The claim of “serious social disorder” lacks vouching: no repeatable intervention (e.g., controlled exposure to similar forwards) stabilizes “effect”—zero observed chaos (anomalies like millions unpunished). Chen’s prison letter intervenes brilliantly—avalanche theory and rumor taxonomy (art/emotion/reason/fact) generate stable counter-phenomena (non-linear null causality)—yet the non-oral appeal dismisses it, refusing experimental autonomy. Hacking would see this as methodological failure: judicial “evidence” is unstable narrative, not self-sustaining reality, as in particle physics where unvouched tracks vanish. The 20-month sentence amplifies the instability: imposed without stable metric, it risks non-repeatable “justice.”
3. Intervening in the World: Suppressed Inquiry as Missed Opportunity for Knowledge Production
Hacking posits science advances by intervening—doing, not just theorizing—to create new entities; non-intervention stagnates.

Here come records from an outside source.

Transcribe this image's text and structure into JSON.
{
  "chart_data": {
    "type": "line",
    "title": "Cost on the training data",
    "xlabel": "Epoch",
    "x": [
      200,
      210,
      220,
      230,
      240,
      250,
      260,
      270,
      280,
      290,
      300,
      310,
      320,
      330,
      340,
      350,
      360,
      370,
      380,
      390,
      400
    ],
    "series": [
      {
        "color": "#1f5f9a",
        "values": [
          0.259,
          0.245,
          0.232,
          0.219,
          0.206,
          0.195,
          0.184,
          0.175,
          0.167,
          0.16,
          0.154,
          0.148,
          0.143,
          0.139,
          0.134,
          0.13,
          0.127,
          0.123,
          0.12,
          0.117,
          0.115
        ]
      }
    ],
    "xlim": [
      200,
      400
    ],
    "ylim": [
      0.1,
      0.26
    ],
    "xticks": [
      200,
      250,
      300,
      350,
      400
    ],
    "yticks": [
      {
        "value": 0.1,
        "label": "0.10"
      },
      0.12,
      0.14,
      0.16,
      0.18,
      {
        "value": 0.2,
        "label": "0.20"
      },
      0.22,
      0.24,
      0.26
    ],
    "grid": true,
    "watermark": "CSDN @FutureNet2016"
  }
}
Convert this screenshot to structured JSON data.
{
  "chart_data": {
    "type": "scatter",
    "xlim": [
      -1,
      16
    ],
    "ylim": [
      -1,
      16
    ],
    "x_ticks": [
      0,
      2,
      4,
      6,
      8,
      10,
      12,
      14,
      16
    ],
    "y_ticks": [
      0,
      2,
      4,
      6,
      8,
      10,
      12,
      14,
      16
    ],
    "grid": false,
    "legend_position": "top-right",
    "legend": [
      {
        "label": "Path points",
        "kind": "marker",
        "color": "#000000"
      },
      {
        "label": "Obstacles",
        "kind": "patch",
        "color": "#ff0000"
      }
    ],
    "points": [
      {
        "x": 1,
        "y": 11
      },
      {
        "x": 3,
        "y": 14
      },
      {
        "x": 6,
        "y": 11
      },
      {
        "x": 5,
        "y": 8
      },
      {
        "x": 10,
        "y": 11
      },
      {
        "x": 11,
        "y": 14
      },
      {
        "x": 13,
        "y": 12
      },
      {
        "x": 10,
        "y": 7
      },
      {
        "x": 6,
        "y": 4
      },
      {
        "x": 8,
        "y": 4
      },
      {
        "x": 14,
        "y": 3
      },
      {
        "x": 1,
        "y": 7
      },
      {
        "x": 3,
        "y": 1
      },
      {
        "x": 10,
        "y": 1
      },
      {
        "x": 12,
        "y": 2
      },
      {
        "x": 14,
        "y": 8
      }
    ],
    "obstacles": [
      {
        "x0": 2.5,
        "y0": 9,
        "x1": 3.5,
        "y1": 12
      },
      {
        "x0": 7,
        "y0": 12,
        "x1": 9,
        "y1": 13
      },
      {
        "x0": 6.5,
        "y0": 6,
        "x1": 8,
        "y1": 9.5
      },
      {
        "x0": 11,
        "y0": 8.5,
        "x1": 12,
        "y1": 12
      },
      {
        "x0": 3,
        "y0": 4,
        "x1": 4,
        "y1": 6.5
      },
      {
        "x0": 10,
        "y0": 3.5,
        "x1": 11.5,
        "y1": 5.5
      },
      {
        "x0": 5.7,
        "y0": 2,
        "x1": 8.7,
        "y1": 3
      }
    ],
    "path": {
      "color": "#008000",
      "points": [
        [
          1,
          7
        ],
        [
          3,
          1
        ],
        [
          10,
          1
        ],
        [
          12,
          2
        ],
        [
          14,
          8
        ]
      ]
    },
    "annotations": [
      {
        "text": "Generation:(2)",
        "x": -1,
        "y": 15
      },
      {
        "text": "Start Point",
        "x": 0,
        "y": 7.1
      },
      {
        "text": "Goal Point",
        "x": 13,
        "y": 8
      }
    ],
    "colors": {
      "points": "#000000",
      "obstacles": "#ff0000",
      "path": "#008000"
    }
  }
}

The barred defense and “shut up” directive foreclose intervention: Chen’s taxonomy could produce knowledge (e.g., falsifiable “rumor” criteria), but suppression theorizes without doing. Selective enforcement—unintervened shares thriving—exposes the stagnation: the judiciary intervenes punitively, not productively, as Hacking warns against “theory’s empire.” The prosecutor’s non-verification admits this: without intervention (fact-checks), “disorder” remains hypothetical, echoing Hacking’s call for “working” phenomena over idle speculation.
Conclusion: Hacking’s Lens on the Case—An Unvouched Experiment in Fragile “Order”
From Ian Hacking’s New Experimentalism, the Chen Jingyuan case is a stalled intervention: non-autonomous “evidence” lacks self-vouching stability, suppressing generative inquiry for stagnant theory. As of October 24, 2025, no retrial or exoneration has occurred; Chen’s account remains dormant, its quiet a latent experiment in resilience. This case cautions: knowledge demands doing—evade it, and “justice” unravels. As Hacking affirmed, “If you can spray them, then they are real”—may evidentiary spray yet reveal the truth.